Peters C A, Docimo S G, Luetic T, Reid L M, Retik A B, Mandell J
Department of Surgery, Children's Hospital, Boston, Massachusetts 02115.
J Urol. 1991 Oct;146(4):1178-83. doi: 10.1016/s0022-5347(17)38035-7.

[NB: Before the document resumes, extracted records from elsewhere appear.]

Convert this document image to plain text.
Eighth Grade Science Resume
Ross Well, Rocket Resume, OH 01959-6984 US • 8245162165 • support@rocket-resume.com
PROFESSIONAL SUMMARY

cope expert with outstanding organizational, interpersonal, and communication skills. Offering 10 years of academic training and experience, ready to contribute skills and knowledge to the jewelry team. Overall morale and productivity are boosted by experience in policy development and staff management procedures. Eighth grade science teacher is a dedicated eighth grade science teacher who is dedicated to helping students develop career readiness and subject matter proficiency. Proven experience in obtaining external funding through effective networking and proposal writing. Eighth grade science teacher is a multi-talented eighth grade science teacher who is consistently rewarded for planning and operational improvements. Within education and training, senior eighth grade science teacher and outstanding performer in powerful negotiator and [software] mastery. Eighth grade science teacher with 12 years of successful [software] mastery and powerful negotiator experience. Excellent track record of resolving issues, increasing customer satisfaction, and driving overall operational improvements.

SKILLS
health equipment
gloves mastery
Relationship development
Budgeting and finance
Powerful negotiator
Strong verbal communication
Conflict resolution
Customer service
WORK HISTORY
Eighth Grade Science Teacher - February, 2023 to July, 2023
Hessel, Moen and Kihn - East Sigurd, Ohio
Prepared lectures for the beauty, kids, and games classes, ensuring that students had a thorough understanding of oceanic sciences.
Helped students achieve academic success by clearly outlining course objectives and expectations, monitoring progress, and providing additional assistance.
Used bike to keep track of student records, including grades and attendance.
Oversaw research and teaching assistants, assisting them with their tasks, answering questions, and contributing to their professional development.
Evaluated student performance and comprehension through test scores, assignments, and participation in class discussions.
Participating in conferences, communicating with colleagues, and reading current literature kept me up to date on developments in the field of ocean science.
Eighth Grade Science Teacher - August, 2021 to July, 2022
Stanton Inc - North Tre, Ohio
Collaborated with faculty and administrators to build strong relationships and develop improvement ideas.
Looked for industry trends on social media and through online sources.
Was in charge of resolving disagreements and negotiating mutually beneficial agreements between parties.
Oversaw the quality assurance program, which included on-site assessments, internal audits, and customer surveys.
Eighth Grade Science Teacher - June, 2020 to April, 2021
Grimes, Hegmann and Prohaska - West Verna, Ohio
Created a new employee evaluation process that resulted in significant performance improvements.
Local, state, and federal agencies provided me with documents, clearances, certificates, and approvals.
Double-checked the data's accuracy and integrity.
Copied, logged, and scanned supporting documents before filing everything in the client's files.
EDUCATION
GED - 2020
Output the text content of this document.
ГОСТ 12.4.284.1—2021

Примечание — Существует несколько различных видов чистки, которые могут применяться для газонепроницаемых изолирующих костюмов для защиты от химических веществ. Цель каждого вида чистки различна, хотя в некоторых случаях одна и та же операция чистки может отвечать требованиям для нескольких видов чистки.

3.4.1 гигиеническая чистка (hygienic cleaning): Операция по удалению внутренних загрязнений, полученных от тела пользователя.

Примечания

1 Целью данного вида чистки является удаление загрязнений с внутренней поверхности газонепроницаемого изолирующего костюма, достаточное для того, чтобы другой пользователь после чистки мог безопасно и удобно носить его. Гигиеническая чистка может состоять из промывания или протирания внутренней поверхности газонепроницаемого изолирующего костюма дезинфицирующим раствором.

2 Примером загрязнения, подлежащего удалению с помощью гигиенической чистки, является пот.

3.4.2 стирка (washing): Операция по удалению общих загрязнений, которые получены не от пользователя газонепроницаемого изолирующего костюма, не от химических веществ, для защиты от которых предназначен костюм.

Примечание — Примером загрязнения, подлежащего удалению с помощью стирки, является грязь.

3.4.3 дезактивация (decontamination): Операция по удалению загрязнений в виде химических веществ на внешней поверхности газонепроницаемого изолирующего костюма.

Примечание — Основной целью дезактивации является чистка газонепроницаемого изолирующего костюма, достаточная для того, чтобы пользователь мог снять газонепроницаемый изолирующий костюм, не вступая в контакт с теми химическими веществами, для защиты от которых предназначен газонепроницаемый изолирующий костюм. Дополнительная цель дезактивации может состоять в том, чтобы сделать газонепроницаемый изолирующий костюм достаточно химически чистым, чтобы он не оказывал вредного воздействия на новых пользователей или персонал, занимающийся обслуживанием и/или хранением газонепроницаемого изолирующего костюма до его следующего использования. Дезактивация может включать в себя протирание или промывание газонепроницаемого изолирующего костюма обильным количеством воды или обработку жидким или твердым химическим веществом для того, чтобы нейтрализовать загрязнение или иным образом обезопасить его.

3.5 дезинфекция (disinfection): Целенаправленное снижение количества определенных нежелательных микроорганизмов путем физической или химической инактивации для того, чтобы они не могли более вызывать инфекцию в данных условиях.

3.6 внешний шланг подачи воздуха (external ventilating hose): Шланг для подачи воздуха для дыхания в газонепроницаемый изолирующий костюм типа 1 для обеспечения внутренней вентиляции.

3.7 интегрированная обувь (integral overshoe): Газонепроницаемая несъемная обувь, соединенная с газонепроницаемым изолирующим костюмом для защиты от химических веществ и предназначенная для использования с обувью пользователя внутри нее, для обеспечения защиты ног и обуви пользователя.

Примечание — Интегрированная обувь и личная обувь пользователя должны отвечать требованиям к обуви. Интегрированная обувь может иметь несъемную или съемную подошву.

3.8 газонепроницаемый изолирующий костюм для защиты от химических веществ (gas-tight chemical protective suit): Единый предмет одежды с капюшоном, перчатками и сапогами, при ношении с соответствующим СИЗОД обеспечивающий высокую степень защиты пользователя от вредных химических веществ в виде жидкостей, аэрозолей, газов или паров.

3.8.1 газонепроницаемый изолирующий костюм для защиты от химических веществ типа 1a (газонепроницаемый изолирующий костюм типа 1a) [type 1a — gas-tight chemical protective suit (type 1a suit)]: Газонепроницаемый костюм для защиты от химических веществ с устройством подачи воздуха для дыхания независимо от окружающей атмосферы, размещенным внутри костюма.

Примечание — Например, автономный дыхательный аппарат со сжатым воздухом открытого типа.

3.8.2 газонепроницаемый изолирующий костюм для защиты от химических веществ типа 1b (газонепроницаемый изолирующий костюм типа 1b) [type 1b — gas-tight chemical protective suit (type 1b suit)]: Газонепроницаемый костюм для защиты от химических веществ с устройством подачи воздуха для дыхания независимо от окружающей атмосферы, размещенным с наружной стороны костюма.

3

A model of early gestation bladder outlet obstruction and oligohydramnios in the fetal lamb is characterized by small, immature lungs (pulmonary hypoplasia). The current study examines how in utero relief of urinary tract obstruction produced early in gestation modifies pulmonary hypoplasia. Bladder obstruction was created at 60 days gestation in fetal sheep (term = 140 days); 11 fetuses then underwent in utero decompression at 95 to 100 days; six were left obstructed. Five normal fetuses served as controls and two underwent sham obstruction and vesicostomy. All were delivered and sacrificed near term (135 days), the right lung was inflation-fixed and its volume determined. Relative volumes of alveoli, alveolar ducts, and tissue, alveolar surface area, and alveolar numerical density were estimated morphometrically. Kidneys were examined histologically. In all animals persistent bladder obstruction produced oligohydramnios. Bladder obstruction to term produced pulmonary hypoplasia with a mean right lung volume-to-body weight ratio (LV:BW) of 14.3 cc./kg. (normal = 36.4, p less than 0.001). Structural immaturity was evidenced by an airspace fraction of only 57% (normal = 68%, p less than 0.05). Kidneys in these animals were not dysplastic; there was hydronephrosis or evidence of spontaneous urinary decompression. In eight of the 11 animals, decompression improved the LV:BW ratio to 28.4 cc./kg. (vs. obstructed, p less than 0.001; vs normal, p less than 0.05) and normalized maturity. All had increased amniotic fluid at delivery; kidneys in 7/8 animals were normal, and the other had moderate hydronephrosis. One of the 11 animals had normal kidneys, oligohydramnios, immature lungs, but with normal volume. Oligohydramnios was present in the other two of 11 fetuses despite successful decompression and they had markedly dysmorphic kidneys and profoundly hypoplastic and immature lungs (LV:BW 5.1 cc./kg.). Even after 35 days (25% gestation) of obstruction, in utero urinary tract decompression permits better lung growth and maturation than in persistently obstructed animals. The degree of renal damage from obstruction appears to be a critical determinant in the correction of pulmonary hypoplasia.
妊娠早期膀胱出口梗阻和羊水过少的胎羊模型的特点是肺小且未成熟(肺发育不全)。本研究探讨妊娠早期宫内解除尿路梗阻如何改变肺发育不全。在妊娠60天给胎羊造成膀胱梗阻(足月为140天);11只胎儿在95至100天接受宫内减压;6只保持梗阻状态。5只正常胎儿作为对照,2只接受假梗阻和膀胱造瘘术。所有胎儿均在足月(135天)时分娩并处死,右肺充气固定并测定其体积。通过形态计量学估计肺泡、肺泡管和组织的相对体积、肺泡表面积和肺泡数量密度。对肾脏进行组织学检查。在所有动物中,持续性膀胱梗阻导致羊水过少。梗阻至足月导致肺发育不全,右肺体积与体重比(LV:BW)平均为14.3立方厘米/千克(正常为36.4,p<0.001)。结构不成熟表现为气腔分数仅为57%(正常为68%,p<0.05)。这些动物的肾脏没有发育异常;有肾盂积水或自发尿路减压的证据。11只动物中的8只,减压后LV:BW比值提高到28.4立方厘米/千克(与梗阻组相比,p<0.001;与正常组相比,p<0.05),成熟度恢复正常。所有动物分娩时羊水都增加了;8只动物中的7只肾脏正常,另一只患有中度肾盂积水。11只动物中的1只肾脏正常,羊水过少,肺未成熟,但体积正常。11只胎儿中的另外2只尽管成功减压仍存在羊水过少,且肾脏明显畸形,肺严重发育不全且未成熟(LV:BW为5.1立方厘米/千克)。即使梗阻35天(妊娠25%)后,宫内尿路减压也比持续梗阻的动物能使肺更好地生长和成熟。梗阻造成的肾损伤程度似乎是纠正肺发育不全的关键决定因素。